I’ve been a mission-critical engineer for close to 30 years and am still puzzled by some things. We all know what an investment of $500 million buys. We invest this money because we think we are buying reliability and business resiliency. After this kind of investment we are enamored with the infrastructure, and we feel confident that it will perform as designed when called upon.
Among the industries that have zero tolerance for error, the ones that stand out are aviation, rail, nuclear power plants, and, of course, NASA. You can call these industries “mission control” type industries, where error can lead to catastrophes, cascading failures, and loss of life, money, and reputation.
Are we falling short in fields that require this type of intolerance for error? As we are already aware, human error causes approximately 60 percent of all downtime experienced by mission-critical facilities. This number is far too high. Today there are a growing number of DCIM tools that can help reduce downtime, but we are just beginning to scratch the surface in moving toward a significant reduction in downtime. We are still many years away from that ultimate goal of ‘zero downtime.’ There have been many recent examples of human error that have caused fatalities:
- The crash of Air France Flight 447 that killed 228 people due to a lack of pilot training in surprise situations
- The head-on collision of a Metrolink train near Chatsworth, CA, which was probably caused by an engineer who was texting, 25 people were killed and 135 injured
- The actions of the Costa Concordia captain before and after the collision that led to the death of 32 passengers
- Colgan Flight 3407, operated under Continental Airlines, that crashed, killing 49 people in the suburbs of Buffalo
Either character flaws or a lack of training played a role in each of these disasters. All could have been avoided if the right people had been in these positions.

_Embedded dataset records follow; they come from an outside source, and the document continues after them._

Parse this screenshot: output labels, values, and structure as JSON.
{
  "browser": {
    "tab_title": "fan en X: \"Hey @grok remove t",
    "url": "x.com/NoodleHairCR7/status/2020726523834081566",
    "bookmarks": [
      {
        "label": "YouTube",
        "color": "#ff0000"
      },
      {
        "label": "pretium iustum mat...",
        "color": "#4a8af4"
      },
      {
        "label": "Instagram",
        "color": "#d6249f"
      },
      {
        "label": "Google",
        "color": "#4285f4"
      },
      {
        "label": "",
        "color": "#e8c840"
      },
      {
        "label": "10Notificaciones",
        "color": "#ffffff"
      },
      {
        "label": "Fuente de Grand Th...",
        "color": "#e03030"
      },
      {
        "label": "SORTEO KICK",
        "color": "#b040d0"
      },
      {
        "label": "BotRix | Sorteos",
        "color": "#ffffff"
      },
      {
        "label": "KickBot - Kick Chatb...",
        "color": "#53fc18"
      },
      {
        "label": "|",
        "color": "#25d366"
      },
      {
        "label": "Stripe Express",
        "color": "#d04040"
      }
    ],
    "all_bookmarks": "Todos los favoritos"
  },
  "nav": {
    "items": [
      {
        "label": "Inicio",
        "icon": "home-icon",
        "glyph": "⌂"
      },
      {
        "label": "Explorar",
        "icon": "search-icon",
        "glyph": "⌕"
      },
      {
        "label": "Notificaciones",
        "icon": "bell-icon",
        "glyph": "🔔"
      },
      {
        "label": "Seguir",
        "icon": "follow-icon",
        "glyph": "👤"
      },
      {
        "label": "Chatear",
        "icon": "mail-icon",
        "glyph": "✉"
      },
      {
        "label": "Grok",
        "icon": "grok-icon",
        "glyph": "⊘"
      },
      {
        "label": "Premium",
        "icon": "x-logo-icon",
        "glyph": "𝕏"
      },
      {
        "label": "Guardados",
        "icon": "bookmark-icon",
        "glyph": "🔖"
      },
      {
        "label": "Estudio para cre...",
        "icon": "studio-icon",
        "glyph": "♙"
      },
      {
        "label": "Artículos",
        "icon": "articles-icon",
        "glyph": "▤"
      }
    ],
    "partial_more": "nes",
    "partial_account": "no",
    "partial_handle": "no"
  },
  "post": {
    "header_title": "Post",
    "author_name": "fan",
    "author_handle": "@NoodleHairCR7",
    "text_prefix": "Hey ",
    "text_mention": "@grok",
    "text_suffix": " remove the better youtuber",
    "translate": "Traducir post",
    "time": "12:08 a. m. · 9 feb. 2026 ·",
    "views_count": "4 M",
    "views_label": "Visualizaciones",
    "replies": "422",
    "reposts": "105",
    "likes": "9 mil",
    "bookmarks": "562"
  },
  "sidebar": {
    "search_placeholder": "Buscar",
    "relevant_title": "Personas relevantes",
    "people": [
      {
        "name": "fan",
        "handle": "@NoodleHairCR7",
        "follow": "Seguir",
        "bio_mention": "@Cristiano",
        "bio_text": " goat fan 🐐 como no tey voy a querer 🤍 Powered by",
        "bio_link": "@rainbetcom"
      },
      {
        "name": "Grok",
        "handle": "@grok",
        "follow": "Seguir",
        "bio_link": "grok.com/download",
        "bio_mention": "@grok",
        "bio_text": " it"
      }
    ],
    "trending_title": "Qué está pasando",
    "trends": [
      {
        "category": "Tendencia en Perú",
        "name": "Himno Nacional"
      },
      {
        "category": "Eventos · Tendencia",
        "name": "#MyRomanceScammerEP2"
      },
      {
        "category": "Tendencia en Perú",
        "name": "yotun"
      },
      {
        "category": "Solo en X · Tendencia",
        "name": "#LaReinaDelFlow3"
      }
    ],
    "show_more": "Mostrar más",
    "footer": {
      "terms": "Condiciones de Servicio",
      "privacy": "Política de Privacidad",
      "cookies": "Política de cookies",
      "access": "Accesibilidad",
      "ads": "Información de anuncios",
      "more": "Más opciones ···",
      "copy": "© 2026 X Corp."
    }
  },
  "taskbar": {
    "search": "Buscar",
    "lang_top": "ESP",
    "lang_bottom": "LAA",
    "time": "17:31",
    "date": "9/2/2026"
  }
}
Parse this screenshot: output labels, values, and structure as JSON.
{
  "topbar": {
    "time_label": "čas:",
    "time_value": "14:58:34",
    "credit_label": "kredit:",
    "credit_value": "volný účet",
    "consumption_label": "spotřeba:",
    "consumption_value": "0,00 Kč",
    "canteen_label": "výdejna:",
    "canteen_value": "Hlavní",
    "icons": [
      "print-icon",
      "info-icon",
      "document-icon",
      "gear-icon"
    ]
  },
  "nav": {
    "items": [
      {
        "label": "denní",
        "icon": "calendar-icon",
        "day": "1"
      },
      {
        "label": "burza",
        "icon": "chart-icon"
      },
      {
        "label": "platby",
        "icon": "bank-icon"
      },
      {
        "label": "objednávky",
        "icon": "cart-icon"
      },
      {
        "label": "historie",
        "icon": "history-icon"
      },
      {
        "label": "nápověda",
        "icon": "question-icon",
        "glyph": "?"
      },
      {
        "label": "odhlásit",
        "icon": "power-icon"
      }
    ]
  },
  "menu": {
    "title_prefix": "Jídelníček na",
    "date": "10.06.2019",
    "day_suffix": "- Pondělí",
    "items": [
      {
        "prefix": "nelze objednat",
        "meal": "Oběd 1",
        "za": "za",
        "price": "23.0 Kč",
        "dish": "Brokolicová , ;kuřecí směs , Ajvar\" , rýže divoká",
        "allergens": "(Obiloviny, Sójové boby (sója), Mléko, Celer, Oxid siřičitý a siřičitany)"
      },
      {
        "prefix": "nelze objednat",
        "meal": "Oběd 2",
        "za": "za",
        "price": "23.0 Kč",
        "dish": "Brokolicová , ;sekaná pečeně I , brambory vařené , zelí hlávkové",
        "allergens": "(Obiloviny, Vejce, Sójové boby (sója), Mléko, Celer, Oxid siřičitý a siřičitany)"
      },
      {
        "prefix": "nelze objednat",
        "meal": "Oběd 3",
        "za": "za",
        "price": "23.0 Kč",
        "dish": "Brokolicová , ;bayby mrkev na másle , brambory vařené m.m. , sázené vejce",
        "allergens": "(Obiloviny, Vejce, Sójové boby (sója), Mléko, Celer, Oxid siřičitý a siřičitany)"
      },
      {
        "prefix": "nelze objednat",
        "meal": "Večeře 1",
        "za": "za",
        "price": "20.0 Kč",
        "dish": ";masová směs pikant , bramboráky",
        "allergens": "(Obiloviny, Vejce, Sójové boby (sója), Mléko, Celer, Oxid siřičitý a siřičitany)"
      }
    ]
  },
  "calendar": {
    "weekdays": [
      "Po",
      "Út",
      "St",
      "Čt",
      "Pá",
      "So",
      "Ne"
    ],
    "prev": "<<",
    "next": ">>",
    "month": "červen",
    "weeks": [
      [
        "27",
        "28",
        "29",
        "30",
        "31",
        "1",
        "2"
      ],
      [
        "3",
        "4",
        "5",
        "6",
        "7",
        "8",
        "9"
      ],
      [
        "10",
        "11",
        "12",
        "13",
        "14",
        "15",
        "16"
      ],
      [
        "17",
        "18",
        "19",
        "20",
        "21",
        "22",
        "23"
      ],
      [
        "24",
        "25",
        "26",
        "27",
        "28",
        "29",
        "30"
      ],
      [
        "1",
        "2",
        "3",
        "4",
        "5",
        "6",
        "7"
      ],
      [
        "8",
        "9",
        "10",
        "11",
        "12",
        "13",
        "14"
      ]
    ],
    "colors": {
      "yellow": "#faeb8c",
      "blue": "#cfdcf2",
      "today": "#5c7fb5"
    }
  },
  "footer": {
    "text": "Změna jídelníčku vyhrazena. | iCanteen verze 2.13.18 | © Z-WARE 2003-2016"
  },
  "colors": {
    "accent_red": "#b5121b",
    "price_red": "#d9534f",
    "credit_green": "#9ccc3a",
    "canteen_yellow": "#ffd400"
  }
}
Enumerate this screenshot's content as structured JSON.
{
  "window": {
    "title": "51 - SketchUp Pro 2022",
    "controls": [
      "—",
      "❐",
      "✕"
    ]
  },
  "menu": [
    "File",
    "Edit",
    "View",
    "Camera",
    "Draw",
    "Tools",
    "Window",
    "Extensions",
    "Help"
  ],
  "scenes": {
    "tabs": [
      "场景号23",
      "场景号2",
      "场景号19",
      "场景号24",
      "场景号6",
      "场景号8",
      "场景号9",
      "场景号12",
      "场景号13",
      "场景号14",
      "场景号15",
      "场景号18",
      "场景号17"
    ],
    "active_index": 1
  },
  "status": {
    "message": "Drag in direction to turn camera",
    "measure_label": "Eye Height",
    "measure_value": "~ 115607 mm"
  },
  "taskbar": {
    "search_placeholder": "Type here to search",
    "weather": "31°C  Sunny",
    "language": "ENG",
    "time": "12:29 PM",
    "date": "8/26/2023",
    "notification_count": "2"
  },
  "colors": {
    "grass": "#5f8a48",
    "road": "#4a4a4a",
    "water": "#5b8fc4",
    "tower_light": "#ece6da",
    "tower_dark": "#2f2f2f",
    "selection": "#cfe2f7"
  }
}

Beyond these man-made disasters, we have natural disasters that are even more difficult to cope with. In the wake of Superstorm Sandy, we are once again reminded of how vulnerable our country’s infrastructure is and how large-scale disasters and catastrophes can produce extended downtime.
Sandy left millions without power in the tri-state area, causing untold chaos and the worst gasoline shortages since the 1970s. There are so many ways to defend against these disruptions, from ensuring that the refineries have the appropriate standby or microgrids that are designed to support the critical infrastructure vital to the sustainability of how we live digitally today. How can we expeditiously improve? The critical infrastructure of our country is not something to be left so unprotected. It deserves to be as robust as any mission-critical industry in this country given its importance to health and safety as well as our financial system. The issues surrounding Superstorm Sandy and the associated impact on transportation—auto, air, and rail—crippled Manhattan and some of New York City’s suburbs for days.
Although everybody did the best they could under the circumstances and the first responders deserve accolades, there is no doubt that the effects could have been mitigated with better disaster planning and associated coordination and an inventory of the right assets.
The transformation of this industry must start with the workers. But they need the right tools to be successful, and this is where management comes in. The engineers and technicians are the foundations of success for this industry. Where do we get them? How do we train them?
We are the new mission control, and we need to take a page out of the nuclear, aviation, and first-responder industries to bridge the gap from a 60 percent human error to a statistic that approaches zero. There is a lot of collaboration and work to do. How do we make this industry a profession? How do we develop the right character? How do we ensure continuous improvement? Having a college degree or mastering a trade is only part of the equation. What programs do we need to develop in our industry?